A team of researchers have discovered a mutation in a protein that can cause a rare neurological disorder – leading to the identification of a possible treatment.
Biochemist Edwin Chapman and his team have figured out how mutations in one protein, called synaptotagmin-1 or syt1, can lead to a rare neurological disorder known as syt1-associated neurodevelopmental disorder, which has led them to identify a possible treatment.
The research ensued after Chapman was contacted by a mother whose two-year-old daughter had the disorder who was informed by doctors that that a mutation in the SYT1 gene could be the cause. Another patient with the condition was also introduced to Dr Chapman.
The report has been published in the journal Neuron.
Syt1-associated neurodevelopmental disorder
Syt1-associated neurodevelopmental disorder is extremely rare, with only 11 confirmed cases, and causes developmental delays, eye abnormalities, involuntary movements, and agitation that can cause them to hurt themselves.
Scientists have studied the process of communication between neurons thoroughly, but they know much less about how mutations in the syt1 protein can interfere with neuron-to-neuron communication.
Lab experiments with neurons in culture dishes showed that each patient’s mutation interfered with neurotransmitter release, but to different degrees. In all cases, however, the altered syt1 protein became less responsive to calcium, meaning it had a hard time detecting the signal to send out neurotransmitters, the researchers say.
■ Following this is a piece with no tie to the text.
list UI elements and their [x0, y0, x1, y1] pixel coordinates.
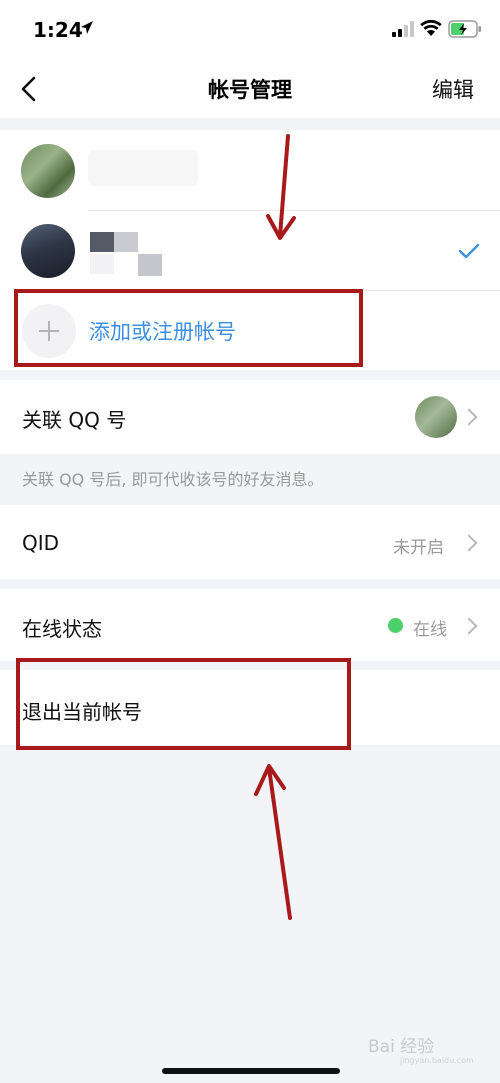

Bradberry said: “That made us think that if there was some way we could enhance calcium signalling, we might be able to help compensate for the protein’s defects.”
Testing treatments
A familiar drug, known as 4-AP, which is already approved to treat the disorder multiple sclerosis, was tested as a potential treatment, finding that neurons containing mutated syt1 proteins flashed only dimly under the microscope, but adding 4-AP boosted their fluorescence Because 4-AP prompts a greater-than-normal influx of calcium into neurons. Bradberry suspected it could help patients with SYT1 mutations.
Because the drug has already been approved by the U.S. Food and Drug Administration, doctors for the three patients should be able to quickly get permission to treat them with it, says Hugo Bellen, an HHMI Investigator at Baylor College of Medicine who was not involved with the study.
The new work helps explain how certain genetic errors can disrupt neurotransmitter release and lead to a neurological disorder, he says.
Treatment not a cure
Bradberry has cautiously shared the results of the team’s 4-AP experiments with the patients and their doctors, so they can decide if they want to try it, emphasising that a drug like 4-AP will not cure patients like the three in the study, because it cannot reverse changes that have already occurred in the developing brain. However, it might reduce symptoms.
“Behaviours seen in this condition, like self-injurious hitting, impact patients’ and caregivers’ lives, and it’s possible these could be addressed by whatever treatment we are able to offer,” Bradberry says.
Chapman agrees. “If it brings any relief at all, it will be incredibly satisfying for us.”